Moorea was hard to leave. The vistas were gorgeous, the anchorages protected, and there was certainly an adventure or two yet to come. But as we had just over two weeks left on our visas and excellent sailing conditions, Dominic and I raised the hook Saturday as the sun set and sailed to Huahine.

Neptune must have been smiling as conditions were excellent: we had 15 knots of wind and gentle seas. During the midnight shift, an orange, three-quarter moon set to a symphony of stars. The stars were then obscured by a series of misting squalls, and the night was lit only by phosphorescence. I was awake at 2:30 in the morning, but the celestial showcase felt like the most wonderful of dreams.

I was also listening to the Master and Commander audiobook at the time, so sound, sight, and scene were pretty perfectly aligned in our little nautical universe.

We arrived at 10:45 am, a few hours after we had originally planned. When organizing our sail, we prioritized arriving early in the day to allow for plenty of time and light while we’re anchoring, thus the evening departure and overnight sail. Due to the wind angle, we sailed around the windward side of the island instead of the more direct route around the leeward side, keeping our sails full while underway. We were grateful to have plenty of time to anchor as we arrived and faced a tricky situation: things were a little crowded, and the spaces available were either shallow (four feet below the keel), or deep (90 feet below the keel).
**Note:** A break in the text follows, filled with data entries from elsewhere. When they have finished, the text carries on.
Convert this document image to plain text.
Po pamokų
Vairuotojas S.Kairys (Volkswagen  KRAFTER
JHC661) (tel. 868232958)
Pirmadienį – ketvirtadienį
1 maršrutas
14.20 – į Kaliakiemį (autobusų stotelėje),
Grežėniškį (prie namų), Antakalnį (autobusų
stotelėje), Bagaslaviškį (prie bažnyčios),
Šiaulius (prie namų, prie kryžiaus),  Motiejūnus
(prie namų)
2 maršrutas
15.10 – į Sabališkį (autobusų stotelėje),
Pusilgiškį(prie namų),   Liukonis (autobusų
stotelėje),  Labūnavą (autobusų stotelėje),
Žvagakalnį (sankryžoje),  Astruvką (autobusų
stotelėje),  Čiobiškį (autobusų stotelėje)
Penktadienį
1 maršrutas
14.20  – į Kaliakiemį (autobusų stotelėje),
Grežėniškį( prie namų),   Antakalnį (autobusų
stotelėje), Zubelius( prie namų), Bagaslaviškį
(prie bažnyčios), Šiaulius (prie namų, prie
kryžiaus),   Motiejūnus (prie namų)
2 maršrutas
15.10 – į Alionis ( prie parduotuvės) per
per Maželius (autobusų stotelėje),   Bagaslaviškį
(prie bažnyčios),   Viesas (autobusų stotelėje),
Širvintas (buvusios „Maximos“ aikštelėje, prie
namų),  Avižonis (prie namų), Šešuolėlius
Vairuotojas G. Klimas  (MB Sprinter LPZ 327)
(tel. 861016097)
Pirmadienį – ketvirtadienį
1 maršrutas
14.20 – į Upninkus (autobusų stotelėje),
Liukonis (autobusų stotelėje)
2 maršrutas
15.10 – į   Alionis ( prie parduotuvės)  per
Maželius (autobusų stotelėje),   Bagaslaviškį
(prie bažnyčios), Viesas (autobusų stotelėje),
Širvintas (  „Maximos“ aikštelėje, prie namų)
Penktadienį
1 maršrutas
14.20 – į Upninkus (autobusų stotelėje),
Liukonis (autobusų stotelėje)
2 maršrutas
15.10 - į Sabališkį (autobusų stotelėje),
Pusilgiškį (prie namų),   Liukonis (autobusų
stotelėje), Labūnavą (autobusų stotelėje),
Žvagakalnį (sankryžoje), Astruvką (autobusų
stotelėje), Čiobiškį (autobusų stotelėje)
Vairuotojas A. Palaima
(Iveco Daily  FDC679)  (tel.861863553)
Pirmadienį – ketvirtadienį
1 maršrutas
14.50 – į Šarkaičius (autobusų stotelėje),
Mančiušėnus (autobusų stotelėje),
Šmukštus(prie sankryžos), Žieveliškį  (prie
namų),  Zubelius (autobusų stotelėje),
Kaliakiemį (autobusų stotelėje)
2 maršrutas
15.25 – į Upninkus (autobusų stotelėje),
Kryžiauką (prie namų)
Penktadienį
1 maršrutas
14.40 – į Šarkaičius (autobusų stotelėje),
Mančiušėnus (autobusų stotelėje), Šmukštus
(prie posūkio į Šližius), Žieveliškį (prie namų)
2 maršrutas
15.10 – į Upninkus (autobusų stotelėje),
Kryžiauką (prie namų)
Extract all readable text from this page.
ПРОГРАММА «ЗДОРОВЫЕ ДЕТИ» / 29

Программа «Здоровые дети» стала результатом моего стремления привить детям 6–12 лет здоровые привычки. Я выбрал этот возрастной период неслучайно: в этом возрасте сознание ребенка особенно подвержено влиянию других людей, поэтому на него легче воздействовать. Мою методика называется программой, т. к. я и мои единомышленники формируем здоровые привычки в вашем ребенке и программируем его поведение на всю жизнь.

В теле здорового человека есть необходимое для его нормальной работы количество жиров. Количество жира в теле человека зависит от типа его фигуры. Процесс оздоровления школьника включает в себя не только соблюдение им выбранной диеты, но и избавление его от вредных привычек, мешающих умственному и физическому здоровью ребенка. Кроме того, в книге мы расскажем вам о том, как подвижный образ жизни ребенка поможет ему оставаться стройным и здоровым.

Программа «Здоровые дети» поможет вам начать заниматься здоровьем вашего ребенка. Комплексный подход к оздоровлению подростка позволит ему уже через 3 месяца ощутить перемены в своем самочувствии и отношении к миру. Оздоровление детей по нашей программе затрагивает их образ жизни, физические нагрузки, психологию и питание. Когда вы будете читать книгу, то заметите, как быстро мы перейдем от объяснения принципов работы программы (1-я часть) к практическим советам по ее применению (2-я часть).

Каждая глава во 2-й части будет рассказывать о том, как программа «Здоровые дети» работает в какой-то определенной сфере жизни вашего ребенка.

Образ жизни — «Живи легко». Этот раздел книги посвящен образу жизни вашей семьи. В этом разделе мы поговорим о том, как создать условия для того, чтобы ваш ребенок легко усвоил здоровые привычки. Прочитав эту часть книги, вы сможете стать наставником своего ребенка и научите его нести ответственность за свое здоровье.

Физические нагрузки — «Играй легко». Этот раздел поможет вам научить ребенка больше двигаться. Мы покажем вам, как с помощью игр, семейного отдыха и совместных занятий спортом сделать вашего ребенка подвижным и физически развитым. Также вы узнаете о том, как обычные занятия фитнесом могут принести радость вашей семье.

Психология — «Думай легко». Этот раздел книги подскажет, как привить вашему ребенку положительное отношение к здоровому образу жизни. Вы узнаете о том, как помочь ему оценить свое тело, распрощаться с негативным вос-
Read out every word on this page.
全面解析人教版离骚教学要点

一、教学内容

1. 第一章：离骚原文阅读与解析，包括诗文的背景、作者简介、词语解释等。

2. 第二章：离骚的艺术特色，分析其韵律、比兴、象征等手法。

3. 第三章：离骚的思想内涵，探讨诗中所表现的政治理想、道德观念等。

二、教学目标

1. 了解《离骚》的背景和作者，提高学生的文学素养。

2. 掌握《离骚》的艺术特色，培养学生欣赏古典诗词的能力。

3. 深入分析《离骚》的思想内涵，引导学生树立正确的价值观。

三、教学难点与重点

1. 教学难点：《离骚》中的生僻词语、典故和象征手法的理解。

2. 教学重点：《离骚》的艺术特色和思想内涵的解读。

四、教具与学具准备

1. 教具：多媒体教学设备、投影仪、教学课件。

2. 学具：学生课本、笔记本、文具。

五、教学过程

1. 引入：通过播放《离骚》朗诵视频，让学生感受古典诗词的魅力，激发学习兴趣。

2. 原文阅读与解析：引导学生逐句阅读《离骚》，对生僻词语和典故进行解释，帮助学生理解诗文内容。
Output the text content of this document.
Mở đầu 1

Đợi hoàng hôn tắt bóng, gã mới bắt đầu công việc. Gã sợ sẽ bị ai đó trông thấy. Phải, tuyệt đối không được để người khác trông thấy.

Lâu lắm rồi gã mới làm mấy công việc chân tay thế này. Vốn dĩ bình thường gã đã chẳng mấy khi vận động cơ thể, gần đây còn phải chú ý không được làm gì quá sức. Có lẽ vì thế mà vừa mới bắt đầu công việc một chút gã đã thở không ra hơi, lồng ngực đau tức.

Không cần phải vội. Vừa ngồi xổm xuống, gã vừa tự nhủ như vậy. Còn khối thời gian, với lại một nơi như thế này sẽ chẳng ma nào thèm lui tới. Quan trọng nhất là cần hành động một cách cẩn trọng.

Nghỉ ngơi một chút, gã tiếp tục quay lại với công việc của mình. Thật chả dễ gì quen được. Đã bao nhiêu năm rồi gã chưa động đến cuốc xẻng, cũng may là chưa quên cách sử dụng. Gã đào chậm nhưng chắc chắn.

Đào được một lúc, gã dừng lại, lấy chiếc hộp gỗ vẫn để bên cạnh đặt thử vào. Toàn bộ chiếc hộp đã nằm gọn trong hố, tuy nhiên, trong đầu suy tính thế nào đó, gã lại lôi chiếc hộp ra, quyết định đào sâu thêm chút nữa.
We tested the deepest and shallowest anchorages of our trip thus far within 100 yards of each other; we cruised the nearby bay; we considered a mooring ball; we dropped the hook three times in a row to have it skid over a scantily sanded coral shelf; we finally settled on a spot in 70 feet of water with good, sandy holding.

Huahine has been worth the effort. The water is gorgeous; we jump in every chance we get. The birds and fish are plentiful. The scenery is more rolling hill than piercing, volcanic spire, but remains luscious. Happy sailors, we are, all the way around.